Thomas Doustaly répond point par point à ces accusations. "Tout cela m’afflige et me consterne", dit-il. "Quand j’étais malade, certains (pas tous) étaient contents, ça leur a permis de créer des baronnies, des chapelles. Le jour de mon retour, le rédacteur en chef se met en arrêt pour dépression, suivi ensuite d’un adjoint." Pour lui, il est clair que le rédacteur en chef "voulait (sa) place". "On a trop bien payé des gens qui s’accrochaient à leur poste", dit-il. Les ex-collaborateurs de Têtu parlent justement de "trop fortes disparités salariales", de "petits salaires vraiement petits, de gros salaires vraiment gros", en accusant Thomas Doustaly de "s’être augmenté" récemment pour parvenir à un salaire de "12000€ bruts mensuels". Le directeur de la rédaction conteste et produit sa fiche de paye : un salaire de 10000€ avec une prime de 1261,85€, soit... un peu plus de 11000€. Il montre aussi celle d’un journaliste en CDI depuis un mois : 2500€ bruts. Mais tous ne sont pas aussi bien lotis : les secrétaires de rédaction pigistes, par exemple, émargeraient à 80€ bruts par jour, selon plusieurs témoignages.

"Moi aussi, j’ai été harcelé"

"Je comprends les petits patrons de droite qui font trimer leurs salariés en les payant mal, car quand vous laissez les gens travailler à leur rythme en les payant bien, ils vous crachent à la figure. La plupart d’entre eux ne sont pas tout à fait indispensables à notre métier", ajoute Thomas Doustaly. "Moi aussi, je considère que j’ai été harcelé moralement. Ils avaient un culte de la personnalité vis-à-vis de moi, et quand j’ai eu ces ennuis de santé, qui ne sont pas terminés, ils sont passés brusquement à une période de calcul, de peur pour leur job et l’avenir du journal."

Les autres l’accusent aussi d’avoir mal accueilli l’élection de délégués du personnel (DP). "Les DP, ça a servi à ce que les gens se protègent d’éventuels licenciements, en détournant la fonction vers des ordres du jour délirants.
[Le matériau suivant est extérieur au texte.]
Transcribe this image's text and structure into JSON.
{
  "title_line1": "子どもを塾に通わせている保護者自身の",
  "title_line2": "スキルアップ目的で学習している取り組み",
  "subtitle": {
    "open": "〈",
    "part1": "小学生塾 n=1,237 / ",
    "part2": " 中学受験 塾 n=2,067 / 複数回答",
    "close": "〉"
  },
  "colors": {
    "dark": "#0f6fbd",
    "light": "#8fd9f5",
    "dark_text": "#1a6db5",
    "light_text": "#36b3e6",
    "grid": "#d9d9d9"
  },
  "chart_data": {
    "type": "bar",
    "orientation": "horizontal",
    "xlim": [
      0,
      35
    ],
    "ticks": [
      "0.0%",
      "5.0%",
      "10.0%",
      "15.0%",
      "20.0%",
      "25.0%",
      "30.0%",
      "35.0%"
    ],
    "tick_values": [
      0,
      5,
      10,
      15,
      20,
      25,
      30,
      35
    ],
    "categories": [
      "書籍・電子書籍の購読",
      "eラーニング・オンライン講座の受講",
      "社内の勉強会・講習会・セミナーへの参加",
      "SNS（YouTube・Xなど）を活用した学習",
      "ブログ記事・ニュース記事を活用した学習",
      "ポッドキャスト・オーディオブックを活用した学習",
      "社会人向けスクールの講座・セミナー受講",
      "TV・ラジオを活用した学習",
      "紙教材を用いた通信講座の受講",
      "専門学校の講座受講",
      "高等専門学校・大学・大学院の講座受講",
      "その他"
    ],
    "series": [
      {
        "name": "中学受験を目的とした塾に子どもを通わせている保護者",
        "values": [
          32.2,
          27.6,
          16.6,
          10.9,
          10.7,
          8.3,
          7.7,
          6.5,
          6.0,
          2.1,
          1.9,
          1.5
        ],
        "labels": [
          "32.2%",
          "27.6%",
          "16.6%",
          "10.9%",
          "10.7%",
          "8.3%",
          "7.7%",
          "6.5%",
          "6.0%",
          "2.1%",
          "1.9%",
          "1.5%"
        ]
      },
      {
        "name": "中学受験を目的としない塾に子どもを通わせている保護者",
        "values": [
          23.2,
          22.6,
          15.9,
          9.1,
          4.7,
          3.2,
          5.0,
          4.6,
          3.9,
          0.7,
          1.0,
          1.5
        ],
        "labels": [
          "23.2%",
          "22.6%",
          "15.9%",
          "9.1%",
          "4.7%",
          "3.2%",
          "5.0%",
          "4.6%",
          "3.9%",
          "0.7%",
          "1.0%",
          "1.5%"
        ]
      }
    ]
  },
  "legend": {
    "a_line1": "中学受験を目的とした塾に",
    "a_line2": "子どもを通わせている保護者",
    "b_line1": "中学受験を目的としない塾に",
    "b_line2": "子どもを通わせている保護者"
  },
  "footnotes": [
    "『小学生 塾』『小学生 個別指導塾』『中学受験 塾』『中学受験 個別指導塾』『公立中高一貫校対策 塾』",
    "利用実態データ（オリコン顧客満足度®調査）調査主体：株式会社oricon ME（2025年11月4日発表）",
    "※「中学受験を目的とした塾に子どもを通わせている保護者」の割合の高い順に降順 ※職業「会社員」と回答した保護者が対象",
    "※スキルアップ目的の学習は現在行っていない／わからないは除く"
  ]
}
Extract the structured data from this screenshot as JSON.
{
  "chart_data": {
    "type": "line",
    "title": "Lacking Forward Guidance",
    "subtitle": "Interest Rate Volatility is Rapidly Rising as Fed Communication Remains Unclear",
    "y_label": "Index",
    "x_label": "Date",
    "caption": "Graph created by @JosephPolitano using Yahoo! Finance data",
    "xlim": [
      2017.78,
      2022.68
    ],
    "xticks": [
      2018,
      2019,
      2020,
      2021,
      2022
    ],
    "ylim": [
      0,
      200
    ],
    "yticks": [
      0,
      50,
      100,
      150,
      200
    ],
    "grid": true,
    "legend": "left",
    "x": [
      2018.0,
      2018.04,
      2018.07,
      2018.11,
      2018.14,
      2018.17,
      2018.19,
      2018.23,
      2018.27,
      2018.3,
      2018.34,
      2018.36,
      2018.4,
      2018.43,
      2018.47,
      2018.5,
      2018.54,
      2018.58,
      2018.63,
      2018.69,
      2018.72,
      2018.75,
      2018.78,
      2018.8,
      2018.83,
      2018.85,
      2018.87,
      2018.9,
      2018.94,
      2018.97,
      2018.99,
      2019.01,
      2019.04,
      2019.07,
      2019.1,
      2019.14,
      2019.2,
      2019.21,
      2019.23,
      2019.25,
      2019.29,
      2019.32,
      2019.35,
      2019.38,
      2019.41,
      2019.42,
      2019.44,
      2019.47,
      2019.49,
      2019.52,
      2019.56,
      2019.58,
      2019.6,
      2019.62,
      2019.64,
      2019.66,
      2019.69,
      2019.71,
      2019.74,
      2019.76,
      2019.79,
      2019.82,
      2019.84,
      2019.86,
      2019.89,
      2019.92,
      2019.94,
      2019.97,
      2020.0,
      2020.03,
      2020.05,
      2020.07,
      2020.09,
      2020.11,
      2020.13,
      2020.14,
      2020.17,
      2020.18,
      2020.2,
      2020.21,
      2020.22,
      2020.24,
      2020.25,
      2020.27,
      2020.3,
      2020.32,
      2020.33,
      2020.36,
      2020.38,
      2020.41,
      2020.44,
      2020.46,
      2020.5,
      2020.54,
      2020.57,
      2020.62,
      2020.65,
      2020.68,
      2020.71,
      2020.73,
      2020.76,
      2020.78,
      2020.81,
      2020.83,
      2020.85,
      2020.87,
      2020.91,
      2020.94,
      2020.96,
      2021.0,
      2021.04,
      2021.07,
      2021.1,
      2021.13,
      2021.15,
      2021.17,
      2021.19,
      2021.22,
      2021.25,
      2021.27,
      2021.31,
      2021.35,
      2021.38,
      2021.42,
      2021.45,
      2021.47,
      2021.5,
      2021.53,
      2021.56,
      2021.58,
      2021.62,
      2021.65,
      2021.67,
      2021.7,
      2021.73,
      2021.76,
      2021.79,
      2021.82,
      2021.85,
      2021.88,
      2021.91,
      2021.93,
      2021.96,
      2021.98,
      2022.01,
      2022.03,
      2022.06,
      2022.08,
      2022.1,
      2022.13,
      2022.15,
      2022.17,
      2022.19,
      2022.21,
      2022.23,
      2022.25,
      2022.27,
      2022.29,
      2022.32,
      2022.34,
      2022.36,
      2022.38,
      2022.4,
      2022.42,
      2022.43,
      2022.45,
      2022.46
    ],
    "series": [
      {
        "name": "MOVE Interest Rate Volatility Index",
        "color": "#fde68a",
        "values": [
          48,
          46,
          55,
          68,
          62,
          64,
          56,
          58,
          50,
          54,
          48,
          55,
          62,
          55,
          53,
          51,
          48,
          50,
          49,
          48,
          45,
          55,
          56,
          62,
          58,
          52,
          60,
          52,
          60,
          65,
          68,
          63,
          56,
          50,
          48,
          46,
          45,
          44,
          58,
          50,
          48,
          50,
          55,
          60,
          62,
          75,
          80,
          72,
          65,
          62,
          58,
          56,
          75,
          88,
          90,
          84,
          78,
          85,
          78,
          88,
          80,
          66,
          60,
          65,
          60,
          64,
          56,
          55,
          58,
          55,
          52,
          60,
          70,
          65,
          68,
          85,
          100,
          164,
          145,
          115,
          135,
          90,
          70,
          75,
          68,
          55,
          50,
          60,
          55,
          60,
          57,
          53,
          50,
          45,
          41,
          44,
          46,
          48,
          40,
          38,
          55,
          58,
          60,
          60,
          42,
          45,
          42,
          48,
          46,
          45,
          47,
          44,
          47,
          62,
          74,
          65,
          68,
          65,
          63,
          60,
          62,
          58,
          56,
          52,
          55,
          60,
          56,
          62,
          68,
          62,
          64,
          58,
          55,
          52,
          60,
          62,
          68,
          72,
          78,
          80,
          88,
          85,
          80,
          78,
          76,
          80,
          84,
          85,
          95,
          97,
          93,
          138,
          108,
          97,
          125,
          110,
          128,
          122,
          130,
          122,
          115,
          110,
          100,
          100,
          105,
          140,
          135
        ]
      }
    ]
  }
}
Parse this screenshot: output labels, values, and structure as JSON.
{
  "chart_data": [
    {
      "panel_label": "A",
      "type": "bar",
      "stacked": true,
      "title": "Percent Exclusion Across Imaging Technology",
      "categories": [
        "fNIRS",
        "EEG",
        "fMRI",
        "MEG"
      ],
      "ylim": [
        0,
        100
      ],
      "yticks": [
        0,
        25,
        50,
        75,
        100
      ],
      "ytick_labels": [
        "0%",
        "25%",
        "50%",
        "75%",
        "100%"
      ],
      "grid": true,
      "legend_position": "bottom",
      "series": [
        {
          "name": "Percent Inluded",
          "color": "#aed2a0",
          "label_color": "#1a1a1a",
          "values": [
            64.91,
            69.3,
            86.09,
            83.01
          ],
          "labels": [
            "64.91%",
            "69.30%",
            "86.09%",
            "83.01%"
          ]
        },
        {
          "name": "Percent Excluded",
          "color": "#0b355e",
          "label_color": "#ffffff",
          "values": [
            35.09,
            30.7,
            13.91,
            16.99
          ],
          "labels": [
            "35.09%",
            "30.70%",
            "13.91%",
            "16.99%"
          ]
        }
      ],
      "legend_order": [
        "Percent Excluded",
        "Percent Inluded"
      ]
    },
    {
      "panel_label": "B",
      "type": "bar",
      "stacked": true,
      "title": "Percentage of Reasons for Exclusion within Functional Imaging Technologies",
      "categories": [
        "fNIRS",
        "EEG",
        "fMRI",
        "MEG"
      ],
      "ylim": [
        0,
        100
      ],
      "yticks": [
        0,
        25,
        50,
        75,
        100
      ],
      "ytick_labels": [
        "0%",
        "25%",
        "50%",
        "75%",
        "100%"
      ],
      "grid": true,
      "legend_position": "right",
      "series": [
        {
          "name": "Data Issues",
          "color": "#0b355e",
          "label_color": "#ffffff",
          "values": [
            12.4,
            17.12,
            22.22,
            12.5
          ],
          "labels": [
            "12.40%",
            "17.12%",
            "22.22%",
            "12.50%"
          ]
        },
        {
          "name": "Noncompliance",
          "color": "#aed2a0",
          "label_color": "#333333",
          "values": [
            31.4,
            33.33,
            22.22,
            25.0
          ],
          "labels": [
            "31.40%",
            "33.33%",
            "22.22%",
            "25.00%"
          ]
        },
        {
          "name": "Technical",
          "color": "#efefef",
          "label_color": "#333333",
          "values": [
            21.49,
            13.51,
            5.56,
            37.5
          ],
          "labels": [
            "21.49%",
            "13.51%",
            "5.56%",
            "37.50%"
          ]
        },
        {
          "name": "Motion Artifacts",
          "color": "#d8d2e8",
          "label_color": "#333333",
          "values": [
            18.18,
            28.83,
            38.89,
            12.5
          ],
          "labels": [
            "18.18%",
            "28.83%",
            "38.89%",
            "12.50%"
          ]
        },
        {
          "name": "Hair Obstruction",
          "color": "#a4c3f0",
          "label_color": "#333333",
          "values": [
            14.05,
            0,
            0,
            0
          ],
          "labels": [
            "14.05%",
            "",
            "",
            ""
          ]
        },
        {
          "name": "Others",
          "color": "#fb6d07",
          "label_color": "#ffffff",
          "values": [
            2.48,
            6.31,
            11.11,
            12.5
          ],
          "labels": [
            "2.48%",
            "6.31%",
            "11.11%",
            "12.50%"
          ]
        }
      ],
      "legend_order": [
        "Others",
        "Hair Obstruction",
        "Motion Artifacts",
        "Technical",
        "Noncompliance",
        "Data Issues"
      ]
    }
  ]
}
Mais il y aura des élections en octobre, il y a des candidats." Renseignements pris, la candidate du collège journalistes ne souhaite plus se présenter, puisque son alter ego chez les administratifs est l’auteur de la tentative évoquée plus haut.

Au fond, pour Thomas Doustaly, la crise qui a éclaté entre ces ex-amis qui sortaient ensemble "tous les week-ends" est due à une divergence sur la réponse à apporter à une question fondamentale : "Qu’est-ce qu’on a à dire dans les pages de Têtu, maintenant qu’on ne sera plus portés par des sujets comme le Pacs ? Ils n’avaient pas de réponse. Leur seule contribution, ça a été de négocier leur prime de départ."

"C’est le début de la fin", dit un des licenciés. Doustaly, lui, se dit "très raisonnablement optimiste" pour l’avenir du titre, qui aurait perdu 1,2 million d’euros en 2006 selon un des ex-salariés, et dont les ventes stagnent autour des 50000 exemplaires, malgré la nouvelle formule. Quant à Pierre Bergé, il répète qu’il ne fera pas "Têtu sans Thomas". "J’attends les résultats de la nouvelle formule et de la nouvelle équipe que Thomas met en place", dit l’actionnaire majoritaire, qui a "l’habitude de ne pas intervenir" dans les affaires de Têtu.